Motor "muhafazası", yani "casing" kavramı projenin çıkış noktası ve yol göstericisi olmuştur. Amaç, istenilen bükülmezliği (rigidity) mümkün olan en az ağırlıkla elde etmek için her bir parçanın belli bir görev üstlenmesi, sonunda da maksimum randımanın alınması.
Motor, ana iskelet, arka sub-iskelet, salıncağı ve bağlantılarını içinde bulunduran arka süspansiyon sistemi, ve ön süspansiyon sistemi motosikletin ana parçaları.

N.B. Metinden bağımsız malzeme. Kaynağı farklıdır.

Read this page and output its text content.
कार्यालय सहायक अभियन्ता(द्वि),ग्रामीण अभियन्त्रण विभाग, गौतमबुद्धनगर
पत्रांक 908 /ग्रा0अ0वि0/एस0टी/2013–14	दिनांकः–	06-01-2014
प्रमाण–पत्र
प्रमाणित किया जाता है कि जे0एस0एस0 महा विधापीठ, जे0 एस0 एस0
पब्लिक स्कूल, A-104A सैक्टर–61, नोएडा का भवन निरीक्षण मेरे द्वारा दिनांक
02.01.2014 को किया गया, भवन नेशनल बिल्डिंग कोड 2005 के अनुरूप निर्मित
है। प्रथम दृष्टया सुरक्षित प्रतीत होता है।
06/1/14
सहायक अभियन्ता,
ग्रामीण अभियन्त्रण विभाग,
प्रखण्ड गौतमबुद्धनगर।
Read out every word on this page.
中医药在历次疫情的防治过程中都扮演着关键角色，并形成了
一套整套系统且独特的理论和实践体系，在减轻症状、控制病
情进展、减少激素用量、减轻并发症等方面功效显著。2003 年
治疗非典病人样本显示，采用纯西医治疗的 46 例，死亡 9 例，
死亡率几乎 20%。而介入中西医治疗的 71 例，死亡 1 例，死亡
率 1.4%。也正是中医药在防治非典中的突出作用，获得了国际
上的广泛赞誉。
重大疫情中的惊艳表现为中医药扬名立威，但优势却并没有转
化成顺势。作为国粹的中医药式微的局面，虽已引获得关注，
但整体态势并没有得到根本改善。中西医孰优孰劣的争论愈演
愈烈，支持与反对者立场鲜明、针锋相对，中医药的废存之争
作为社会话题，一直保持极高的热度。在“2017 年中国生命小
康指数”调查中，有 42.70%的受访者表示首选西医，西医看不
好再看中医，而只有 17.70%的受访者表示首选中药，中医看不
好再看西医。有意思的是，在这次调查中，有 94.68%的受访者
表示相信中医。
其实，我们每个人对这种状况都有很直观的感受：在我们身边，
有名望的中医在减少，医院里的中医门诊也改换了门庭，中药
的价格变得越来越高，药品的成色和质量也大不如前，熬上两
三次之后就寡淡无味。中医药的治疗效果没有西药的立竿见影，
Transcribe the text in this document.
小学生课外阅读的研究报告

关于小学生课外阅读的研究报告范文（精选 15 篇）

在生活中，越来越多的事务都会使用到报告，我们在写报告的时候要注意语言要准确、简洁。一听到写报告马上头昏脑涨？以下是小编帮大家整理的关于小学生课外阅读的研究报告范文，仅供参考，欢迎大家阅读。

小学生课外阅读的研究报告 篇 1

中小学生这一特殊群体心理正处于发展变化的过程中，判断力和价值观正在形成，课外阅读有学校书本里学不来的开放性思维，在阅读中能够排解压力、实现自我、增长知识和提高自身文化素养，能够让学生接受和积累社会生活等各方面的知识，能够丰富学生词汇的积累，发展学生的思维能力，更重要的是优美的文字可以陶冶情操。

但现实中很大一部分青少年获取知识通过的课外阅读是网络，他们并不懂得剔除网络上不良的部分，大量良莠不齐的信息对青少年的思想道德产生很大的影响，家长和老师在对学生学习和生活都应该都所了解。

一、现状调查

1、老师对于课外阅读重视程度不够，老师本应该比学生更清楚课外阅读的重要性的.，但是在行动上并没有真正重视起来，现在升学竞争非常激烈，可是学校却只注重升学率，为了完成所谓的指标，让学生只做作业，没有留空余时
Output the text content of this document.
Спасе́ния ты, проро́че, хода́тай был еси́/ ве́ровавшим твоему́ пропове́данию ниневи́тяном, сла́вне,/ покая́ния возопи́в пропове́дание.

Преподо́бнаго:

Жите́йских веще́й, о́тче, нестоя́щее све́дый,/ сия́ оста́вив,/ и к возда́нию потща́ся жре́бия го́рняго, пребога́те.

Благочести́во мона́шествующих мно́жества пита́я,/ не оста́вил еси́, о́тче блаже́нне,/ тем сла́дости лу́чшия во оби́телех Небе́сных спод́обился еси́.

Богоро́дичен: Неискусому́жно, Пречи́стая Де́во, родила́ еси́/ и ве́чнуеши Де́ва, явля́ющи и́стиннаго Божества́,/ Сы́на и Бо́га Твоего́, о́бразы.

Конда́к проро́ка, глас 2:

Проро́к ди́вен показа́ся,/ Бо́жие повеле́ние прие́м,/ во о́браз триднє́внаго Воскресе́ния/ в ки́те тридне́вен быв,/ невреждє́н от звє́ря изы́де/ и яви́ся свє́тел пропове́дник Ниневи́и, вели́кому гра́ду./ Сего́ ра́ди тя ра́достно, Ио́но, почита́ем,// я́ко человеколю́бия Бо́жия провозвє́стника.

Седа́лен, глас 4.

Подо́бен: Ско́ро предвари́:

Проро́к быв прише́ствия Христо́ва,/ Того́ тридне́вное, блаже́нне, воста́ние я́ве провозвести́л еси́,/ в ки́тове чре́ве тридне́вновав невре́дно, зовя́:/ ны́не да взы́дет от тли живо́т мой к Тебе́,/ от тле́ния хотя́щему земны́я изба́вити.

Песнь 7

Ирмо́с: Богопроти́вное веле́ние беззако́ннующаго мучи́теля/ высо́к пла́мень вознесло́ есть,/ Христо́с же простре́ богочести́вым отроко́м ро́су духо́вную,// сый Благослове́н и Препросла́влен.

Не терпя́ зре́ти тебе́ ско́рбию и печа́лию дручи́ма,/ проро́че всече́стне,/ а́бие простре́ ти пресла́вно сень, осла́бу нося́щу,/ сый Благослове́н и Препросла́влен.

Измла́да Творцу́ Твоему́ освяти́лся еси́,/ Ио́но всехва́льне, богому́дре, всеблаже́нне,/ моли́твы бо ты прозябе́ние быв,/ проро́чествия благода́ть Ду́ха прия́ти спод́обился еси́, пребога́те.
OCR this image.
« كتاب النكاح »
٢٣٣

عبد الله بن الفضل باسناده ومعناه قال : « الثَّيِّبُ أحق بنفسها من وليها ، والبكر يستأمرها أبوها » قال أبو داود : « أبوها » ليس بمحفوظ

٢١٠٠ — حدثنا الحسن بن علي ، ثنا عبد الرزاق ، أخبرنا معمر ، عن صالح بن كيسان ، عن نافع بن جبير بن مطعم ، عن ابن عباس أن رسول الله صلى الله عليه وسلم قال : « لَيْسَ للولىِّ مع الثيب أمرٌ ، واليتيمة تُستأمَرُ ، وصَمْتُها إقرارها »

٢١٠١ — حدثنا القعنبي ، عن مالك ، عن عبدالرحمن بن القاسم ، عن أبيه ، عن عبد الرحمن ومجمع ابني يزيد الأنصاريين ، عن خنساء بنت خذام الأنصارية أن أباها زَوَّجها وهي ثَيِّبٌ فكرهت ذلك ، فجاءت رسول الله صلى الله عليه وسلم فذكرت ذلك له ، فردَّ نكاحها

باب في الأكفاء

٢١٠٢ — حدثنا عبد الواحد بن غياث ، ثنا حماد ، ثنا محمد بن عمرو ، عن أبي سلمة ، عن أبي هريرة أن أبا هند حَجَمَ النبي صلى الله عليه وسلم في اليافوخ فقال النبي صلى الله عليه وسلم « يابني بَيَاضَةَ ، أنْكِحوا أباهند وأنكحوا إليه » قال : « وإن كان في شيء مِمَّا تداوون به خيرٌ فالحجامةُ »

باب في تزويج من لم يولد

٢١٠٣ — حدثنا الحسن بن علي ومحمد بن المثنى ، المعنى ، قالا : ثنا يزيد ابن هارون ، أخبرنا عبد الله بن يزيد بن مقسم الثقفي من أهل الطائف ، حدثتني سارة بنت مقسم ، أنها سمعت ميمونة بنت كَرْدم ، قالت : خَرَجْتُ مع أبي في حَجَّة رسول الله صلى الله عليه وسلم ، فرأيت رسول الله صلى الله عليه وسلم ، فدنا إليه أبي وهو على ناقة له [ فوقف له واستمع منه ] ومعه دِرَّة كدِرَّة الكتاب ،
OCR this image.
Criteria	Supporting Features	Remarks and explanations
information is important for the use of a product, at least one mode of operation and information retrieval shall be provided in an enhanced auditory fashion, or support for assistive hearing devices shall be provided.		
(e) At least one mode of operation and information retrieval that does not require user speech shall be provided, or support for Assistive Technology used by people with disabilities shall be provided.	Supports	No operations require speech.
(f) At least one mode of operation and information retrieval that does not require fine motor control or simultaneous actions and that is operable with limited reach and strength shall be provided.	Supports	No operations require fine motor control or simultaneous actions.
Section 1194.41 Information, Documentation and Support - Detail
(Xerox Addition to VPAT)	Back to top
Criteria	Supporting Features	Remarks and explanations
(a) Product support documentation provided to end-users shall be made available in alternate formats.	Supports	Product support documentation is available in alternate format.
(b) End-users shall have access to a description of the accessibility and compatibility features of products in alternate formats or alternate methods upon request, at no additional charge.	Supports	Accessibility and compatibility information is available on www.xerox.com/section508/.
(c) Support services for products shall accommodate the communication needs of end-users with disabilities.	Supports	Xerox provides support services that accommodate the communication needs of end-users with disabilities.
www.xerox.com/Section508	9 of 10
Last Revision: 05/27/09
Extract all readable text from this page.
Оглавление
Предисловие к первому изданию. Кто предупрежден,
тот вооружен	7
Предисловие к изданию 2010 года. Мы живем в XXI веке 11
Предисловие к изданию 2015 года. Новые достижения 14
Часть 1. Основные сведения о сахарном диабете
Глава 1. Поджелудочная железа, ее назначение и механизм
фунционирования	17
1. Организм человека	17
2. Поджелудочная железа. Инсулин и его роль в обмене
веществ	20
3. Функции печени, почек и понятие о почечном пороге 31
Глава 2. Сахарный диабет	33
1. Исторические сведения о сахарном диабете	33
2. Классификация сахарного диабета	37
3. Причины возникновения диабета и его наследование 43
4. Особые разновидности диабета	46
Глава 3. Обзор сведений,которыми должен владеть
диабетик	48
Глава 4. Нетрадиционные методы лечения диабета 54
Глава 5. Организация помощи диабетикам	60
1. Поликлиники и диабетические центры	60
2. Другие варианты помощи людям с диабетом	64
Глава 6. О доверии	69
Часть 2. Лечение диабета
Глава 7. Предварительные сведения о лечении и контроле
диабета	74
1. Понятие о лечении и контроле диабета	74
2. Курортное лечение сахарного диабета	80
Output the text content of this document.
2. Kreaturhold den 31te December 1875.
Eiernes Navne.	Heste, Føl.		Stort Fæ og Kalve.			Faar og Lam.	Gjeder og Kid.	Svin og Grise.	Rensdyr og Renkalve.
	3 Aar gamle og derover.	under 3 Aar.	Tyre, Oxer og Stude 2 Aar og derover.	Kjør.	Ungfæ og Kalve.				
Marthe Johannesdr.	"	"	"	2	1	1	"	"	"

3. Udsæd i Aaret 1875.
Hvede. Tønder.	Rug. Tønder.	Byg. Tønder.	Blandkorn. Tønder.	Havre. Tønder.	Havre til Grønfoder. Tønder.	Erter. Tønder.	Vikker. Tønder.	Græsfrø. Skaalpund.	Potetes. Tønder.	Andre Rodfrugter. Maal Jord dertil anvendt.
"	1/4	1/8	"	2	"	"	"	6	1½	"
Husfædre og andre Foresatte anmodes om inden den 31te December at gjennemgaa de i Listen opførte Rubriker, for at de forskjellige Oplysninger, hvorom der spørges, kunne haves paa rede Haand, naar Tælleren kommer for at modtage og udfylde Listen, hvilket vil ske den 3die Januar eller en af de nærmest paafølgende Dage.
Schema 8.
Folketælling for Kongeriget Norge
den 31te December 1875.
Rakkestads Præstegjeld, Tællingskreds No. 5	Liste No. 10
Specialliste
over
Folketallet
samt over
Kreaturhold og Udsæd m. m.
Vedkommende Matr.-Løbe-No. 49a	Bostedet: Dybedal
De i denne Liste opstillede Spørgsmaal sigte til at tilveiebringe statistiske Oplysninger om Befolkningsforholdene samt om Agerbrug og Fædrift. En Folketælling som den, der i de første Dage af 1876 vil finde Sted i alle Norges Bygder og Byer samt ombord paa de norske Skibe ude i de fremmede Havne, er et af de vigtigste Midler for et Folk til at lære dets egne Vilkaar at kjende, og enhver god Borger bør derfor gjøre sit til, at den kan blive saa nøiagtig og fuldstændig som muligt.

Temel fikir klasik şasi konsepti olan şasinin motorun diğer bütün parçalarını dizayna uydurmak için birbirine bağlayan iskelet görevini görmesini terketmekti. Bu klasik konseptte motor bloğu motosikletin merkez parçasıydı ve şasinin ana, sub-arka, ve sub-ön iskeletleri buna bağlanırdı.
GP3, bu anlamda özgündü ve tekti. Arka salıncak şaseye değil, direk motora bağlıydı. Evet, yanlış okumadınız şasiye değil direk motora bağlıydı
GP7 ise arka salıncaktan tamamen bağımsız bir ana iskelete sahipti. Motor, temel olarak motosikletin merkeziydi, ana iskelet motoru ve kafayı birbirine bağlıyordu, arka sub-iskelet ise motoru seleye ve ayak basamaklarına bağlıyordu. GP3'te birbirine bağlı olan bu iki ayrı iskelet, GP7'de sadece motora bağlanıyorlardı. Bu da daha küçük, ve daha hafif olmalarına olanak veriyodu.